A History of the World in 6 Glasses

This was a lot of fun. Tom Standage is a writer for The Economist, and this book, A History of the World in 6 glasses, reads well. It takes you through 6 chapters dedicated to: beer, wine, distilled spirits, coffee, tea, and Coke.

Beer was a big part of the development of domestication and agriculture, and he goes through how it probably developed and what customs still survive. Beer used to be drunk from one huge jar, and everyone would use a straw, so it was a very communal thing - one of the antecedents of the modern "cheers."

Wine he takes through its discovery and the Greek and Roman preference for it. Did you know that "strong wine" for them was a mixture of 2 parts water to 1 part wine? Only insane cultures and Gods drank unadulterated wine without mixing a lot of water with it.

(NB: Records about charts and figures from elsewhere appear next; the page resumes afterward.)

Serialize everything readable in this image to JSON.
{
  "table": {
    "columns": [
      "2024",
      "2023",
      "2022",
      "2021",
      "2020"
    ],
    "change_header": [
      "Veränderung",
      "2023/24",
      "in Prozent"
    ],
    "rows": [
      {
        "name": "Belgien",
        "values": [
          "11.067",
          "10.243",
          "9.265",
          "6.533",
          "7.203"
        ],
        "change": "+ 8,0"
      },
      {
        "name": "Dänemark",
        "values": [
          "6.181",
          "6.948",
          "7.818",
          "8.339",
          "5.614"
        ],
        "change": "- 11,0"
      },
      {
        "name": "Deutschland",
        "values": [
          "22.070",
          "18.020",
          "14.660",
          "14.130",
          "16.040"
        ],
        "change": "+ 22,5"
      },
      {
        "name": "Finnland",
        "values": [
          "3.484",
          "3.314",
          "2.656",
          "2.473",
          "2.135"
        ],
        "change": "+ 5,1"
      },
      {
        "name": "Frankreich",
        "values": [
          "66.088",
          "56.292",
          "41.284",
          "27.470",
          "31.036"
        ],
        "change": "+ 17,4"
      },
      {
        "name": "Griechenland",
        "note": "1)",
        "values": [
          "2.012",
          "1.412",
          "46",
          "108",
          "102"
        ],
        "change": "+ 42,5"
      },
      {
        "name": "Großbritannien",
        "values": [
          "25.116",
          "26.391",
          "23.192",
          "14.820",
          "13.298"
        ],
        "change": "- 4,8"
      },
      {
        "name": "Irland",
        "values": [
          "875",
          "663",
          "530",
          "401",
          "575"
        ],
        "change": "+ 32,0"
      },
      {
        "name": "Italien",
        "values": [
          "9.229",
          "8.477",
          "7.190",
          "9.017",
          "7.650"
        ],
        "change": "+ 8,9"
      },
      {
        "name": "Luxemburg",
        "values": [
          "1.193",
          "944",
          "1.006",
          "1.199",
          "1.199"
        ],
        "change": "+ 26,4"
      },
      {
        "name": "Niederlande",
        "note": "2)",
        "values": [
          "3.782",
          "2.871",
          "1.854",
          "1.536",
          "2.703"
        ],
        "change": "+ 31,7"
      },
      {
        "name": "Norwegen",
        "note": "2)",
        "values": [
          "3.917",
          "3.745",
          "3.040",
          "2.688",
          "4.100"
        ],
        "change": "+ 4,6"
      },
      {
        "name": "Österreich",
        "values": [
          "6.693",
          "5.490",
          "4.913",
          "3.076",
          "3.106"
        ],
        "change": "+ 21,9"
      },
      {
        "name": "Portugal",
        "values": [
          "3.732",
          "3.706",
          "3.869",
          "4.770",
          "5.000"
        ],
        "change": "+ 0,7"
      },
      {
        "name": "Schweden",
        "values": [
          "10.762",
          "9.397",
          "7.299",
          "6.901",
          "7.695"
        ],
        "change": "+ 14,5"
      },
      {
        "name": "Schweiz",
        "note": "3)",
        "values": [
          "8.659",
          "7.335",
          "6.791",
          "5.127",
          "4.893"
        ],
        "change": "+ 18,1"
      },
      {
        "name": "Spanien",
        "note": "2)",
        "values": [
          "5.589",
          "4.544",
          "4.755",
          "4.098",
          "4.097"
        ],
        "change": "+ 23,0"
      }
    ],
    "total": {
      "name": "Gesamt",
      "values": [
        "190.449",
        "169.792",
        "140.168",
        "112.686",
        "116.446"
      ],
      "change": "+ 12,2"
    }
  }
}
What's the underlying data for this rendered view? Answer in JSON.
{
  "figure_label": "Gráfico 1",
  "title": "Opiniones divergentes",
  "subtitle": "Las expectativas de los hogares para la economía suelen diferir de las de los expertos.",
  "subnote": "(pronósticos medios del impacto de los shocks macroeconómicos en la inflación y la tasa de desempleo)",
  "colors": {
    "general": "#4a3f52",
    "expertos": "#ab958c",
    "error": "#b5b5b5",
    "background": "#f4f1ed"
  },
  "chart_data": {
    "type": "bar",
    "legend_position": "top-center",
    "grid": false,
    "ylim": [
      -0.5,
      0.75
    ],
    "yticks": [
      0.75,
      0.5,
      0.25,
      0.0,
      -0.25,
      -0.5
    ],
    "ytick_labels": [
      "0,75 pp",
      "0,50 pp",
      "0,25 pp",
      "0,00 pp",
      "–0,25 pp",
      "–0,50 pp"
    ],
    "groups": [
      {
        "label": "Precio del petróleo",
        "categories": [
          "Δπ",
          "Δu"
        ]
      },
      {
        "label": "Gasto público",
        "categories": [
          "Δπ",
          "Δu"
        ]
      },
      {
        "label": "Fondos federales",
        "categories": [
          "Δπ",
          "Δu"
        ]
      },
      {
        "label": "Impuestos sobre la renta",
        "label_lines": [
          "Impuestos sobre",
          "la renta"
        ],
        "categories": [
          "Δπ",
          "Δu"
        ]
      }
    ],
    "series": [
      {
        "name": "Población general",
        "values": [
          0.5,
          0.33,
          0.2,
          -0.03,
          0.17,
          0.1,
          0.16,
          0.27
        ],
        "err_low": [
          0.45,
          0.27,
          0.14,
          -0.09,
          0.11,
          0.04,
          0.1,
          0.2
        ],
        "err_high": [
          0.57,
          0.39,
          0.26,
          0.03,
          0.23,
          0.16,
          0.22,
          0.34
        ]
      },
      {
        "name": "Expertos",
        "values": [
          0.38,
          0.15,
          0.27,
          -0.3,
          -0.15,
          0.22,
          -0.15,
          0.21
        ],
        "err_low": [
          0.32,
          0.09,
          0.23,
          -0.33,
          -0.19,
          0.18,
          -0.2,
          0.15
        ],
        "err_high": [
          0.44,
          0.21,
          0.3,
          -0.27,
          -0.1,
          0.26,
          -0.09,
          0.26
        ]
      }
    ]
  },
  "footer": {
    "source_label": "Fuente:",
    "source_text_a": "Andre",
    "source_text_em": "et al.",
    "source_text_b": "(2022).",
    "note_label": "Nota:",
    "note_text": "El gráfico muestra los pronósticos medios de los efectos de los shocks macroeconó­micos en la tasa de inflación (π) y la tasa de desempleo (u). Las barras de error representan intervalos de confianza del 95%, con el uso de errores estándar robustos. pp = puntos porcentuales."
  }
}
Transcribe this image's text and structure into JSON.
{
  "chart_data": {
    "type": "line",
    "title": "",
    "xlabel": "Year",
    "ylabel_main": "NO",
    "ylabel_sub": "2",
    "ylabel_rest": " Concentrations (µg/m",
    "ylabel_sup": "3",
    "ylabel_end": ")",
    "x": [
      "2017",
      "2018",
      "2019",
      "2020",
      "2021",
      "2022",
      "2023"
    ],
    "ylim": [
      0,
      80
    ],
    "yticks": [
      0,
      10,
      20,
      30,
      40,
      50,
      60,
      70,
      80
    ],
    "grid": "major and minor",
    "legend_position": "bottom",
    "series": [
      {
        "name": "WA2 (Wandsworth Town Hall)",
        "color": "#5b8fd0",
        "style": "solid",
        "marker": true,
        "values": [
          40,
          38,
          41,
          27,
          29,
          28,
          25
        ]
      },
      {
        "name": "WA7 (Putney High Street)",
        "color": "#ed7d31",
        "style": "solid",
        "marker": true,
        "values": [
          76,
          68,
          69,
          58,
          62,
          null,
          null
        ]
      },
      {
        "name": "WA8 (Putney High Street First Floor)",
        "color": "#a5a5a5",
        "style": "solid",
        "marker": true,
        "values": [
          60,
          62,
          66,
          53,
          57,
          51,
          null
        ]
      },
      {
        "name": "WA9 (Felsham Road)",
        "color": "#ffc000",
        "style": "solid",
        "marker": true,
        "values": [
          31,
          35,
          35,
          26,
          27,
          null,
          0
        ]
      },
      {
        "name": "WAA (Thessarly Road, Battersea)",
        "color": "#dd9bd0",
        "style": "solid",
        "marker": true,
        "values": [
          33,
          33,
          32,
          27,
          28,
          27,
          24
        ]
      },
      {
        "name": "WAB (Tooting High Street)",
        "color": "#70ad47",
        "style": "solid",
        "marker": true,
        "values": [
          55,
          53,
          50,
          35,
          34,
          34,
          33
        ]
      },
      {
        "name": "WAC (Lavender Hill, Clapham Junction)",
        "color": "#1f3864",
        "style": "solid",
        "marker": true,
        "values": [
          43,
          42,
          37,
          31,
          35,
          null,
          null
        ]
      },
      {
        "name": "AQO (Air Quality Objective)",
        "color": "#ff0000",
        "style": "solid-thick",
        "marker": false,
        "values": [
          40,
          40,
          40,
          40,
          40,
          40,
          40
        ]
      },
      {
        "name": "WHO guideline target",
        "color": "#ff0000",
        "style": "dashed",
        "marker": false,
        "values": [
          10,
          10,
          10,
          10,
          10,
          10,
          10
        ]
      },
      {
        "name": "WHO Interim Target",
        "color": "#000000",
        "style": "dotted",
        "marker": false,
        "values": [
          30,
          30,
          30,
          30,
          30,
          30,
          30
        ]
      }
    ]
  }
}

The distilled spirits chapter followed the exploration of the world, sea voyages, and increasing international trade. Rum became a standard daily ration on British Navy vessels, and because they drank it with sugar and lime juice (called grog), sailors stopped getting scurvy. The French sailors, who still drank brandy every day, were more scurvy prone, and Standage attributes some of the Royal Navy's successes to the disappearance of scurvy.

Coffee is important in terms of the Enlightenment and waking up a population that drank beer, wine, and liquor all the time (water was too unsanitary). Once coffee's popularity took hold, and people could drink something that didn't make them inebriated and actually gave them energy and focus, coffeehouses turned into meccas of discovery, discussion, business and science. Newton was inspired to invent calculus after a friend had made a bet at a coffee house about the elliptical orbits of planets. And the dubious story of Gabriel de Clieu is just funny, true or not.

Tea was another import from Asia (coffee came from the Middle East) that caught on in Britain and followed the development of the colonial system. The British imported their tea from China, not knowing how it was harvested. Once they got their hands on some of the actual plants and began cultivation in India, the British East India Company became a very powerful entity in the region with armies, government-like powers, and a huge influence on Parliament.

And Coke brings you to the present, where corporations, branding, globalization, and the relationship between business and government can be explored in an interesting way through the development of Coca-Cola. I don't drink it myself, but if I did, I'd really be interested in how it came about and how the company has operated for the last century.

It's all fascinating, I'd encourage anyone to read it. The contextual treatment of world history was very easily absorbed. For instance, his explanation of the actual reasons Bostonians held the Boston Tea Party would make certain parts of the conservative movement think twice about their ideological mascot - the Tea Act was actually a move to lower taxes but also gave the British East India Company a monopoly to export tea to the colonies. The Tea Party is more of a lesson in the dangers of ties between government and business than a pat anti-tax catchphrase.

You'll never look at your glass, mug, bottle, or tumbler the same way again.